Applications of the microcolon system includes:
• Comparison of novel infant formula ingredients with the gold standard (human breast milk), for their stimulating effect on beneficial Bifidobacteria strains, or the effect on the production of short chain fatty acids
• Testing of relevant strategies for pathogen inhibition and their effect on gut bacterial communities.
• Identifying prebiotic compounds to be added to animal feed on formation of malodorous volatiles/gases.

Microskin model

Recent developments and progress in skin microbiome research have enabled fast characterization of microbial communities and identification of relevant skin health microbiome modulators in the personal care and pharma industries. Next to the state-of-the-art high throughput robotized assays there is a high demand for in vitro studies that can assist in claim substantiation or selection of new candidates.

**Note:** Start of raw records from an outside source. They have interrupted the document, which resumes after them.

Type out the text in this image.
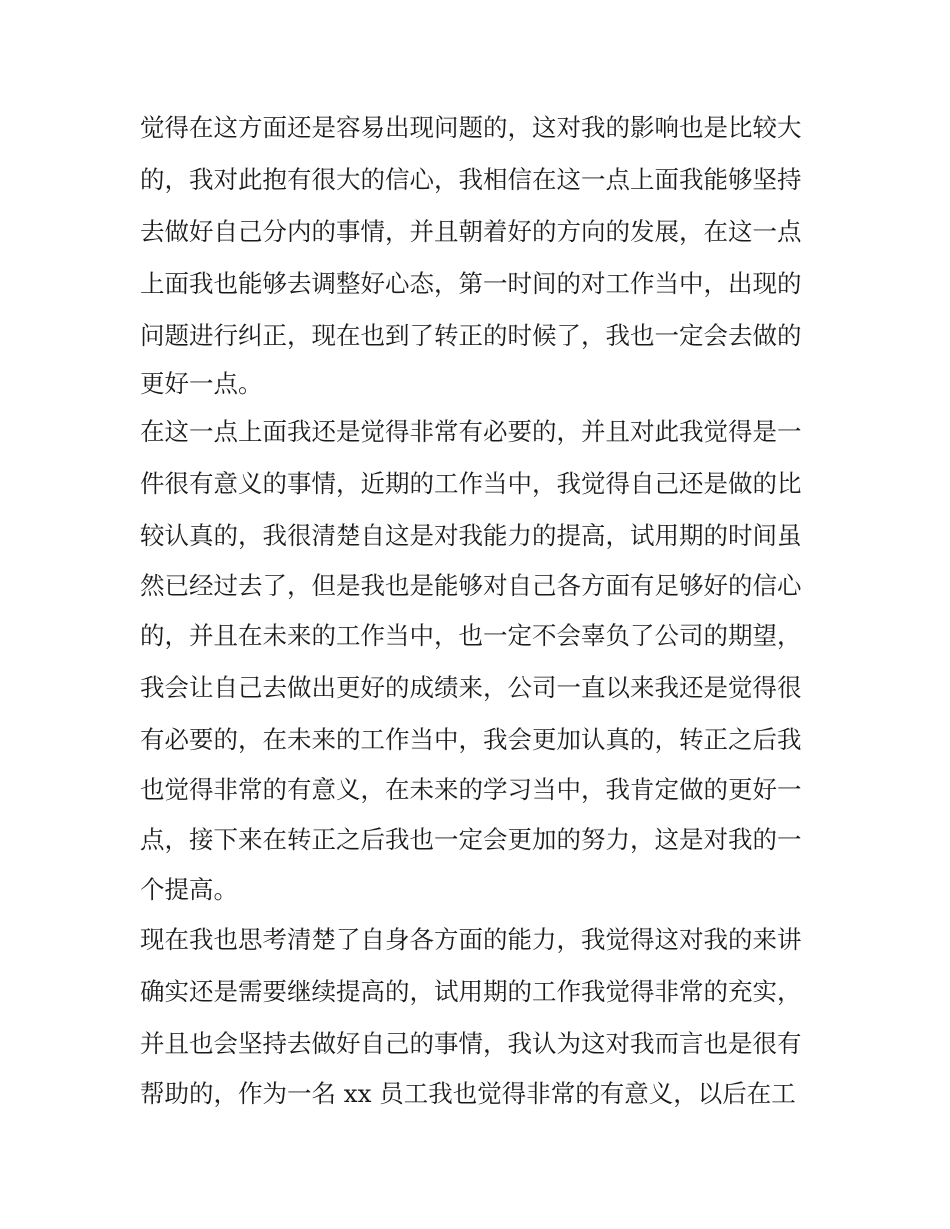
觉得在这方面还是容易出现问题的，这对我的影响也是比较大
的，我对此抱有很大的信心，我相信在这一点上面我能够坚持
去做好自己分内的事情，并且朝着好的方向的发展，在这一点
上面我也能够去调整好心态，第一时间的对工作当中，出现的
问题进行纠正，现在也到了转正的时候了，我也一定会去做的
更好一点。
在这一点上面我还是觉得非常有必要的，并且对此我觉得是一
件很有意义的事情，近期的工作当中，我觉得自己还是做的比
较认真的，我很清楚自这是对我能力的提高，试用期的时间虽
然已经过去了，但是我也是能够对自己各方面有足够好的信心
的，并且在未来的工作当中，也一定不会辜负了公司的期望，
我会让自己去做出更好的成绩来，公司一直以来我还是觉得很
有必要的，在未来的工作当中，我会更加认真的，转正之后我
也觉得非常的有意义，在未来的学习当中，我肯定做的更好一
点，接下来在转正之后我也一定会更加的努力，这是对我的一
个提高。
现在我也思考清楚了自身各方面的能力，我觉得这对我的来讲
确实还是需要继续提高的，试用期的工作我觉得非常的充实，
并且也会坚持去做好自己的事情，我认为这对我而言也是很有
帮助的，作为一名 xx 员工我也觉得非常的有意义，以后在工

The MicroSkin model is a unique in vitro high-throughput screening technology that enables mimicking the growth and inhibition of important members of the skin microbiome upon addition of specific prebiotic or antimicrobial components. The technology makes uses of a human skin mimicking growth medium based on human stratum corneum (callus) and serves as the main nutrient source for commensal skin bacteria. MicroSkin is a 96-well-plate technology, in which components are tested for their ability to reduce or stimulate bacterial growth. Large numbers of test compounds/microbiome modulators such as antimicrobial agents or prebiotics can be tested simultaneously , whichsupports the biological relevance of the outcomes.
Bacterial growth can be determined by using automated CFU counting and monitoring the pH during the course of the experiment. Metabolic activity of the bacteria can be assessed by continuous pH monitoring and detection of bacterial metabolites by targeted or untargeted metabolomics. Assessment of bacterial composition or functionality can be assessed by 16S rRNA gene-based Illumina sequencing or shotgun metagenomics of the MicroSkin-collected samples, respectively.